August 11, 2010 – May 14, 2017
Diagnosed: October 17, 2016
– Embraceful – Accepting – Helpful – Loved! –
Mom and Dad, Ken and Vanessa, remember: “We have many memories of Emma. It was truly amazing to see her grow through her diagnosis. She was a vibrant girl who embraced her sickness. A bucket list of Emma’s was going fishing and fishing we went. She caught 11 fish, one after another. She was worming up the hooks, throwing the fish back in the water and going back for more. It was amazing!!! She was amazing!!!”
Mom (Vanessa) – along with dad (Ken) and brothers Elliott and Eugene – want to share Emma’s story because “before this happened to our sweet Emma we had no clue of the injustice that is being served to all the children who are diagnosed with DIPG. No survivors!!! This monster has taken endless lives without even a proper treatment protocol besides radiation, to eventually succumb to the inevitable. We miss our angel and will never stop telling every person I encounter about her short time on earth that blessed our family. I believe awareness is the number one priority in finding a cure and I urge anyone reading this to tell Emma’s story.”

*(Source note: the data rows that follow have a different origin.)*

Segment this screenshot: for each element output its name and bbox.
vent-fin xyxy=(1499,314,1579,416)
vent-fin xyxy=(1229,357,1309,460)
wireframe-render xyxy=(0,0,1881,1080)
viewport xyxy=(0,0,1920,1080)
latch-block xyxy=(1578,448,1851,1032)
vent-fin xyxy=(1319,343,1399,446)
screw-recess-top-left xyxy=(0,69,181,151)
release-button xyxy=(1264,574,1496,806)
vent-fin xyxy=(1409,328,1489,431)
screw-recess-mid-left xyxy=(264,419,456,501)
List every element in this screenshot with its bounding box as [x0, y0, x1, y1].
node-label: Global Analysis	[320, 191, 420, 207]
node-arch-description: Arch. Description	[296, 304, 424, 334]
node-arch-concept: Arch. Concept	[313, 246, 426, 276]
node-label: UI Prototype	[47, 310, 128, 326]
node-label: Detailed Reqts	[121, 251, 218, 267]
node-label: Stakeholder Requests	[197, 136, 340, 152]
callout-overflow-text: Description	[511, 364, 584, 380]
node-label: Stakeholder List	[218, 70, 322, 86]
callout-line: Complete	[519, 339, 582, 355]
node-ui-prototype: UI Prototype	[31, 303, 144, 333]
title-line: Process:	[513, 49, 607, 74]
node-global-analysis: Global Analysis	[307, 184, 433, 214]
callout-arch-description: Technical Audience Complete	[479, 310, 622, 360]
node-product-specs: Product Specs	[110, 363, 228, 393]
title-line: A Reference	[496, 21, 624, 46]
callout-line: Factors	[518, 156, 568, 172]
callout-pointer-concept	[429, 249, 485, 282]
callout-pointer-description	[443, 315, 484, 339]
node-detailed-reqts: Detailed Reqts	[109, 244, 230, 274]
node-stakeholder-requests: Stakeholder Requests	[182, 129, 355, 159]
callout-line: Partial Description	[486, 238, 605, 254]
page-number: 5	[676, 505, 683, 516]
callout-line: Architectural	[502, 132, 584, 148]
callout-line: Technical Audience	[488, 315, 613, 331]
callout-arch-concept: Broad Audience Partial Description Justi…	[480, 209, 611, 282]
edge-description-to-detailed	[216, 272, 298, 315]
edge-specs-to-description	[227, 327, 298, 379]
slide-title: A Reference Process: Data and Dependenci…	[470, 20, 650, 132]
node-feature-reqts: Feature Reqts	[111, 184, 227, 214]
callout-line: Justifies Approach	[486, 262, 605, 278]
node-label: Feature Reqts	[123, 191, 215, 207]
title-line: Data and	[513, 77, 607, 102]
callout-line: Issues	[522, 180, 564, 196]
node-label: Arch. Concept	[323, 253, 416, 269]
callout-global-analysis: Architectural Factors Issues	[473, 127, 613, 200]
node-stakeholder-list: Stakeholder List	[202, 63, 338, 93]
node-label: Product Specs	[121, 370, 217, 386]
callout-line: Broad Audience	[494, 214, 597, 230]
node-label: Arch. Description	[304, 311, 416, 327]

Emma Buron was born on August 11, 2010 to Vanessa and Ken. She was a happy, content little girl who enjoyed the outdoors – picking worms and fishing – but also playing dress-up and having tea parties.
She and her younger brother, Elliott, were inseparable best friends. Her baby brother, Eugene, was still an infant when Emma was diagnosed with DIPG on October 17, 2016.
“Elliott misses her a lot,” said Ken. “Most nights he watches video of her or pictures of her. I’d say he probably cries for her once a week. He prays for her every night. I’d say he’s having the hardest time. But he still knows to remember her and miss her, and that she’s still here with us.”
During a recent grocery store trip, Elliott was helping his dad buy flowers. While they were checking out, the clerk asked Elliott, “Are you buying those flowers for your mom or your sister?”
“He says, ‘No, my sister’s dead. She’s in heaven. She had brain cancer,’” recalls Ken. “The lady just came to tears and gave him some extra stickers and lollipops for her. It made my day in a good way. He was telling us, ‘She’s okay. She’s in heaven and we’re going to see her again one day.’”
A “Little Old Lady”
When asked to tell a story about Emma that embodied who she was, Ken recalled a conversation he had with her a month following her diagnosis.
“I didn’t think it was fair to tell her that she was going to get better,” he said. “I said to her, ‘Emma, do you want to try to keep getting better?’ She said, ‘Yeah, I still want to try to get better.’
“I said, ‘Okay, honey. Well what if we don’t get better?’ And she said, ’It’s okay, Daddy.’ I said, ‘What do you mean?’ She said, ‘God told me in my heart I’d be okay.’ I said, ‘Who told you that?’ She said, ‘Nobody. God told me.’”
Despite her circumstances, Emma was content with her prognosis. She never cried and never complained.
“As her disease progressed she turned into a little old lady almost, and had so much wisdom towards the end,” said Ken. “It was just amazing to see her transform from a little girl almost to an adult.
“It was just amazing that she could overcome something like that and still be happy every single day and live every second of her life that she had left.
“I truly believe that she lived every second happy, just for the people around her and she never really thought about her disease. It was amazing to see.”